Po 18 latach Zespół Szkół Przyrodniczo – Politechnicznych w Marszewie wrócił pod skrzydła Ministra Rolnictwa i Rozwoju Wsi.
Od lewej Iwona Pera - zastępca dyrektora ZSP-P w Marszewie, Grażyna Borkowska, Mirosław Kuberka - szef Rady Powiatu Pleszewskiego, Maciej Wasielewski - Starosta Pleszewski, Maria Górczyńska - z Zarządu Powiatu Pleszewskiego. Foto Tomasz Wojtala
Na ostatniej sesji Rady Powiatu dyrektorka Zespołu szkól Przyrodniczo – Politechnicznych CKU w Marszewie Grażyna Borkowska dziękowała staroście za współpracę. Radiu Centrum zdradziła, że ma nadzieję na dalszy rozwój szkoły i wzbogacenie w sprzęt do kształcenia praktycznego.

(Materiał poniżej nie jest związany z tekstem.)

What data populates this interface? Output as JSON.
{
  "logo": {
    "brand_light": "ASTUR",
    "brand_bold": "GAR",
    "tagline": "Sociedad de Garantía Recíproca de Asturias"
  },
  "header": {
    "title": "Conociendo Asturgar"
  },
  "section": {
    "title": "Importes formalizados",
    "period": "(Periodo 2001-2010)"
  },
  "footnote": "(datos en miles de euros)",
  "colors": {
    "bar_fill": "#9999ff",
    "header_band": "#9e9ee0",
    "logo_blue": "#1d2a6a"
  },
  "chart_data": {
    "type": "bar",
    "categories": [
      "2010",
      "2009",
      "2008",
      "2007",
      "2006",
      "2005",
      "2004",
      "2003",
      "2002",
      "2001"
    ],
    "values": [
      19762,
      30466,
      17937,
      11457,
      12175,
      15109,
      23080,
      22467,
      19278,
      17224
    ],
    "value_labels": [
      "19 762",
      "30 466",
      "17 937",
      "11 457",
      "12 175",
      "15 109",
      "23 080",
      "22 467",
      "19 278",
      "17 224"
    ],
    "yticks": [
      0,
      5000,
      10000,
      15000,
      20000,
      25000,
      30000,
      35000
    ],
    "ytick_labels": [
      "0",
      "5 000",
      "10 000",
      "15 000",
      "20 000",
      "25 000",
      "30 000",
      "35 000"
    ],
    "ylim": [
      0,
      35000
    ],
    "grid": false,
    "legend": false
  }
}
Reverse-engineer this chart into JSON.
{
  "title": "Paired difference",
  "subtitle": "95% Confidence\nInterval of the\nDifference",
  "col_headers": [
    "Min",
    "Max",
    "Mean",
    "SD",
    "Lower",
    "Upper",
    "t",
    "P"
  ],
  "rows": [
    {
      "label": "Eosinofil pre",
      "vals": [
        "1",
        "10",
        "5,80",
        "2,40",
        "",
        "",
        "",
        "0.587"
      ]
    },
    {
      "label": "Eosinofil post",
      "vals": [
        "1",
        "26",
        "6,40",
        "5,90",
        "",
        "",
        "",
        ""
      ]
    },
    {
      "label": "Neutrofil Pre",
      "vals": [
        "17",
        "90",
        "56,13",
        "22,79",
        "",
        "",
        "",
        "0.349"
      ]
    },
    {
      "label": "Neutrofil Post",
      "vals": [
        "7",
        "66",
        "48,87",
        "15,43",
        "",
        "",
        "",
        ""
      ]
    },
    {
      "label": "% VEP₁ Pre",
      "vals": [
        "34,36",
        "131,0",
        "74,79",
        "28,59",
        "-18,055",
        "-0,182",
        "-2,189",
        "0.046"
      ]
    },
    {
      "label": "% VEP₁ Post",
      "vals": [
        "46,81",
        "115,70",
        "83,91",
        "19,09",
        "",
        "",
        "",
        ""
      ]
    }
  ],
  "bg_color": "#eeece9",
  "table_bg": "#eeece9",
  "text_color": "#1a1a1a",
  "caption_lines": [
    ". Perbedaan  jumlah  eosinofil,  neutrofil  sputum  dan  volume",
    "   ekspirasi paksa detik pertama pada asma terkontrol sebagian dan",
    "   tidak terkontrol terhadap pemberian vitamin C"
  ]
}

Zmian rewolucyjnych nie będzie, na razie nazwa szkoły pozostaje, trzeba tylko zmienić konta i kilka pieczątek.
Kiedy w 1999 roku odradzał się powiat pleszewski, szkoła w Marszewie z mocy prawa przeszła pod zarząd starosty. Gdy dwa lata temu pojawiła się możliwość zmiany, dyrekcja szkoły, przy akceptacji władz powiatu, zaczęła czynić starania o włączenie placówki do sieci szkół podległych bezpośrednio ministrowi rolnictwa.
Aktem notarialnym przekazano majątek szkoły i od 1 stycznia Grażyna Borkowska ma szefa w Warszawie. Podkreśla, że zmian rewolucyjnych nie będzie, na razie nazwa szkoły pozostaje, trzeba tylko zmienić konta i kilka pieczątek. Od września w szkole będzie uruchomione technikum ogrodnicze, czego do tej pory nie było.
Aktualnie w różnych typach szkół i kursów kształci się 500 uczniów i słuchaczy. Rocznie do prowadzenia szkoły w Marszewie powiat dokładał 800 000 zł. Teraz pieniądze na doposażenie i jej dalszy rozwój popłyną prosto ze stolicy.